Add grilled chicken, flatbread and tabouli and you've got a Sunday feast.
2 bunches fresh asparagus
60ml extra virgin olive oil
2 tsp white wine vinegar
4 very fresh free-range or organic eggs
freshly ground black pepper
350g Greek-style yoghurt
1 garlic clove, crushed to a paste with a pinch of salt
1 punnet sweet cherry tomatoes, halved
1 cucumber, peeled and seeded, cut into 1cm-thick half-moons
sriracha chilli sauce
basil leaves, to serve (optional)
1. Break off the last 2cm of asparagus to remove dry ends. Place a large non-stick frying pan on a medium heat and add olive oil. When hot, add asparagus, season with salt, and cook for about 5 minutes, shaking the pan (the asparagus should blister a little and soften). Remove from heat.

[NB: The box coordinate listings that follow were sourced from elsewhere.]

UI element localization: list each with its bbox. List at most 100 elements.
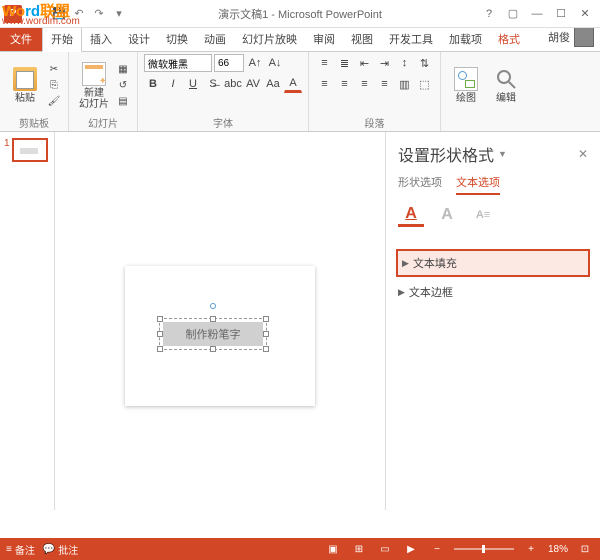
slide-thumbnail-panel: 1 — [0, 132, 55, 510]
group-font: A↑ A↓ B I U S̶ abc AV Aa A 字体 — [138, 52, 309, 131]
textbox-selected[interactable]: 制作粉笔字 — [163, 322, 263, 346]
italic-button[interactable]: I — [164, 75, 182, 93]
columns-button[interactable]: ▥ — [395, 75, 414, 93]
align-center-button[interactable]: ≡ — [335, 75, 354, 93]
group-slides: 新建 幻灯片 ▦ ↺ ▤ 幻灯片 — [69, 52, 138, 131]
zoom-slider[interactable] — [454, 548, 514, 550]
text-fill-outline-icon[interactable]: A — [398, 203, 424, 227]
group-drawing: 绘图 编辑 — [441, 52, 531, 131]
close-button[interactable]: ✕ — [574, 6, 596, 22]
case-button[interactable]: Aa — [264, 75, 282, 93]
font-color-button[interactable]: A — [284, 75, 302, 93]
tab-review[interactable]: 审阅 — [305, 27, 343, 51]
tab-developer[interactable]: 开发工具 — [381, 27, 441, 51]
font-name-input[interactable] — [144, 54, 212, 72]
bullets-button[interactable]: ≡ — [315, 54, 334, 72]
paste-button[interactable]: 粘贴 — [6, 67, 44, 104]
shadow-button[interactable]: abc — [224, 75, 242, 93]
ribbon: 粘贴 ✂ ⎘ 🖌 剪贴板 新建 幻灯片 ▦ ↺ ▤ 幻灯片 — [0, 52, 600, 132]
tab-animations[interactable]: 动画 — [196, 27, 234, 51]
status-bar: ≡ 备注 💬 批注 ▣ ⊞ ▭ ▶ − + 18% ⊡ — [0, 538, 600, 560]
notes-button[interactable]: ≡ 备注 — [6, 542, 35, 557]
slide-number: 1 — [4, 138, 10, 162]
tab-addins[interactable]: 加载项 — [441, 27, 490, 51]
spacing-button[interactable]: AV — [244, 75, 262, 93]
underline-button[interactable]: U — [184, 75, 202, 93]
tab-transitions[interactable]: 切换 — [158, 27, 196, 51]
window-title: 演示文稿1 - Microsoft PowerPoint — [218, 6, 382, 22]
shapes-icon — [454, 67, 478, 91]
tab-design[interactable]: 设计 — [120, 27, 158, 51]
tab-home[interactable]: 开始 — [42, 26, 82, 52]
zoom-level[interactable]: 18% — [548, 544, 568, 555]
zoom-out-button[interactable]: − — [428, 542, 446, 556]
paste-icon — [13, 67, 37, 91]
avatar-icon — [574, 27, 594, 47]
section-icon[interactable]: ▤ — [115, 95, 131, 109]
fit-window-button[interactable]: ⊡ — [576, 542, 594, 556]
new-slide-button[interactable]: 新建 幻灯片 — [75, 62, 113, 110]
section-text-outline[interactable]: ▶ 文本边框 — [398, 279, 588, 305]
zoom-in-button[interactable]: + — [522, 542, 540, 556]
text-direction-button[interactable]: ⇅ — [415, 54, 434, 72]
minimize-button[interactable]: ― — [526, 6, 548, 22]
increase-font-icon[interactable]: A↑ — [246, 54, 264, 72]
tab-view[interactable]: 视图 — [343, 27, 381, 51]
help-icon[interactable]: ? — [478, 6, 500, 22]
pane-tabs: 形状选项 文本选项 — [398, 174, 588, 195]
reading-view-button[interactable]: ▭ — [376, 542, 394, 556]
font-size-input[interactable] — [214, 54, 244, 72]
justify-button[interactable]: ≡ — [375, 75, 394, 93]
editing-button[interactable]: 编辑 — [487, 67, 525, 104]
section-text-fill[interactable]: ▶ 文本填充 — [396, 249, 590, 277]
align-left-button[interactable]: ≡ — [315, 75, 334, 93]
align-right-button[interactable]: ≡ — [355, 75, 374, 93]
line-spacing-button[interactable]: ↕ — [395, 54, 414, 72]
sorter-view-button[interactable]: ⊞ — [350, 542, 368, 556]
redo-icon[interactable]: ↷ — [92, 7, 106, 21]
title-bar: Word联盟 www.wordlm.com P 💾 ↶ ↷ ▾ 演示文稿1 - … — [0, 0, 600, 28]
normal-view-button[interactable]: ▣ — [324, 542, 342, 556]
slide[interactable]: 制作粉笔字 — [125, 266, 315, 406]
slide-canvas[interactable]: 制作粉笔字 — [55, 132, 385, 510]
ribbon-options-icon[interactable]: ▢ — [502, 6, 524, 22]
find-icon — [494, 67, 518, 91]
tab-insert[interactable]: 插入 — [82, 27, 120, 51]
text-effects-icon[interactable]: A — [434, 203, 460, 227]
pane-tab-shape[interactable]: 形状选项 — [398, 174, 442, 195]
pane-close-button[interactable]: ✕ — [578, 147, 588, 161]
group-paragraph: ≡ ≣ ⇤ ⇥ ↕ ⇅ ≡ ≡ ≡ ≡ ▥ ⬚ 段落 — [309, 52, 441, 131]
smartart-button[interactable]: ⬚ — [415, 75, 434, 93]
indent-inc-button[interactable]: ⇥ — [375, 54, 394, 72]
copy-icon[interactable]: ⎘ — [46, 79, 62, 93]
pane-dropdown-icon[interactable]: ▼ — [498, 149, 507, 159]
comments-button[interactable]: 💬 批注 — [43, 542, 78, 557]
textbox-content[interactable]: 制作粉笔字 — [163, 322, 263, 346]
numbering-button[interactable]: ≣ — [335, 54, 354, 72]
maximize-button[interactable]: ☐ — [550, 6, 572, 22]
slideshow-view-button[interactable]: ▶ — [402, 542, 420, 556]
format-shape-pane: 设置形状格式 ▼ ✕ 形状选项 文本选项 A A A≡ ▶ 文本填充 ▶ 文本边… — [385, 132, 600, 510]
pane-category-icons: A A A≡ — [398, 203, 588, 235]
textbox-icon[interactable]: A≡ — [470, 203, 496, 227]
rotate-handle[interactable] — [210, 303, 216, 309]
tab-format[interactable]: 格式 — [490, 27, 528, 51]
drawing-button[interactable]: 绘图 — [447, 67, 485, 104]
group-clipboard: 粘贴 ✂ ⎘ 🖌 剪贴板 — [0, 52, 69, 131]
tab-slideshow[interactable]: 幻灯片放映 — [234, 27, 305, 51]
expand-icon: ▶ — [398, 287, 405, 298]
strike-button[interactable]: S̶ — [204, 75, 222, 93]
pane-tab-text[interactable]: 文本选项 — [456, 174, 500, 195]
layout-icon[interactable]: ▦ — [115, 63, 131, 77]
expand-icon: ▶ — [402, 258, 409, 269]
username-label: 胡俊 — [548, 29, 570, 45]
slide-thumbnail[interactable] — [12, 138, 48, 162]
qat-dropdown-icon[interactable]: ▾ — [112, 7, 126, 21]
reset-icon[interactable]: ↺ — [115, 79, 131, 93]
indent-dec-button[interactable]: ⇤ — [355, 54, 374, 72]
format-painter-icon[interactable]: 🖌 — [46, 95, 62, 109]
tab-file[interactable]: 文件 — [0, 27, 42, 51]
cut-icon[interactable]: ✂ — [46, 63, 62, 77]
decrease-font-icon[interactable]: A↓ — [266, 54, 284, 72]
bold-button[interactable]: B — [144, 75, 162, 93]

2. Meanwhile, bring a large saucepan of water to the boil. Reduce the heat to low, then add the vinegar and a pinch of salt. Stir the water rapidly in one direction to create a whirlpool effect. One by one, break the eggs into a cup and slide them into the water, gently tipping the cup near the surface of the water. When the eggs are cooked to your liking (about 3 minutes for a soft yolk), remove with a slotted spoon. Season with salt and pepper.
3. Combine the yoghurt and garlic in a bowl and season to taste. Place a large dollop of the yoghurt in the centre of each plate and smooth out.
4. Mix the tomatoes and cucumber together in a bowl and season with sea salt and pepper. Spoon the salad over the yoghurt along with the asparagus spears. Top with an egg, drizzle with the chilli sauce and garnish with basil leaves, if using. Serve immediately.